COVID crises highlight strengths of democratic systems
The UN Secretary-General, on Wednesday, urged the world to “learn from the lessons of the past 18 months, to strengthen democratic resilience in the face of future crises.”
In his message for the International Day of Democracy, António Guterres explained in the wake of COVID-19, this meant identifying good governance practices that can counter all kinds of emergencies, whether public health, environmental or financial.
“It means addressing the egregious global injustices laid bare by the crisis, from pervasive gender inequalities and inadequate health systems to unequal access to vaccines, education, the internet and online services,” he said.
For the UN chief, along with the human toll carried by those most deprived, “these persistent historical inequalities are themselves threats to democracy.”
Participation of all
The Secretary-General argues that strengthening democracy also means embracing participation in decision-making, including peaceful protests, and giving a voice to people and communities that have traditionally been excluded.

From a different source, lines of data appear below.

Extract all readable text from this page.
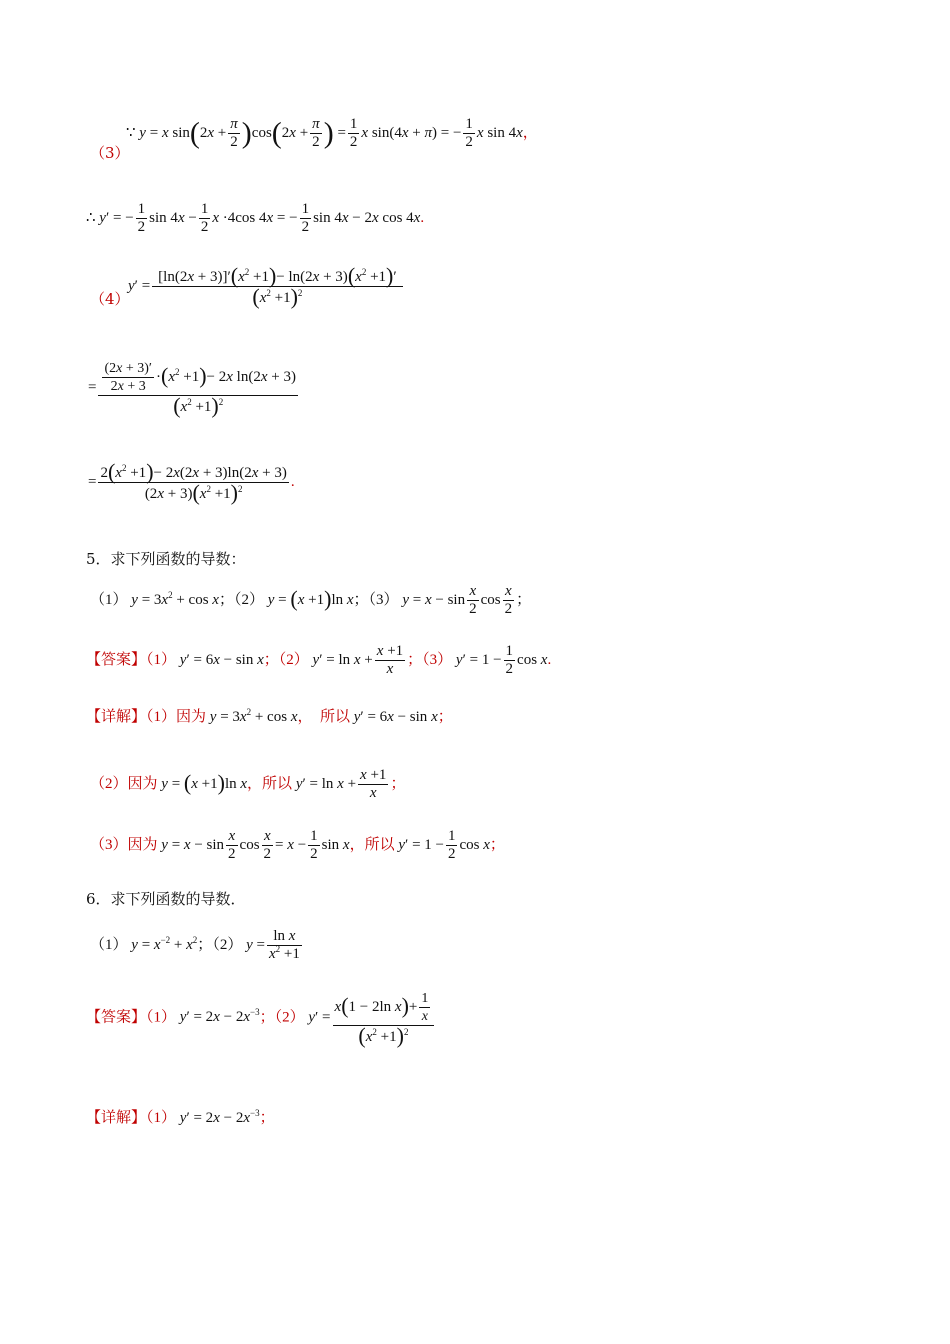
（3）
∵ y = x $\sin(2x + \frac{\pi}{2} )\cos(2x + \frac{\pi}{2}$ ) = $\frac{1}{2}$ x sin(4x + π) = − $\frac{1}{2}$ x sin 4x，
∴ y′ = − $\frac{1}{2}$ $\sin 4x - \frac{1}{2}$ x ·4cos 4x = − $\frac{1}{2}$ sin 4x − 2x cos 4x.
（4）
$y' = \frac{[\ln(2x + 3)]'(x^2 +1)- \ln(2x + 3)(x^2 +1)'}{(x^2 +1)^2}$
= $\frac{\frac{(2x + 3)'}{2x + 3} \cdot(x^2 +1)- 2x \ln(2x + 3)}{(x^2 +1)^2}$
= $\frac{2(x^2 +1)- 2x(2x + 3)\ln(2x + 3)}{(2x + 3)(x^2 +1)^2}$ .
5．求下列函数的导数：
（1） $y = 3x^2 + \cos x$；（2） y = (x +1)ln x；（3） $y = x - \sin \frac{x}{2}$ $\cos \frac{x}{2}$ ；
【答案】（1） y′ = 6x − sin x；（2） $y' = \ln x + \frac{x +1}{x}$ ；（3） $y' = 1 - \frac{1}{2}$ cos x.
【详解】（1）因为 $y = 3x^2 + \cos x$，  所以 y′ = 6x − sin x；
（2）因为 y = (x +1)ln x，所以 $y' = \ln x + \frac{x +1}{x}$ ；
（3）因为 $y = x - \sin \frac{x}{2}$ $\cos \frac{x}{2} = x - \frac{1}{2}$ sin x，所以 $y' = 1 - \frac{1}{2}$ cos x；
6．求下列函数的导数．
（1） $y = x^{-2} + x^2$；（2） $y = \frac{\text{ln x}}{x^2 +1}$
【答案】（1） $y' = 2x - 2x^{-3}$；（2） $y' = \frac{x(1 - 2\ln x)+ \frac{1}{x}}{(x^2 +1)^2}$
【详解】（1） $y' = 2x - 2x^{-3}$；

“The silencing of women, religious and ethnic minorities, indigenous communities, people with disabilities, human rights defenders and journalists is an impediment to creating healthy societies,” Mr. Guterres said.
For him, “democracy simply cannot survive, let alone flourish, in the absence of civic space.”
In his message, António Guterres also stresses the importance of phasing out emergency powers and legal measures by governments, which in some cases have become repressive and contravene human rights law.
He explains that some States and security sector institutions rely on emergency powers because they offer shortcuts, but cautions that, with time, “such powers can seep into legal frameworks and become permanent, undermining the rule of law and consuming the fundamental freedoms and human rights that serve as a bedrock for democracy.”
At the height of the COVID-19 pandemic, the Secretary-General warned that “every crisis poses a threat to democracy, because the rights of the people, in particular those most vulnerable, are all too quickly ignored.”
It is for that reason that protection of rights in times of crisis is a key element of his Call to Action for Human Rights, issued in February of last year.
As the world starts to look beyond the pandemic, Mr. Guterres called on the international community to “commit to safeguarding the principles of equality, participation and solidarity”, so that it can better weather the storm of future crises.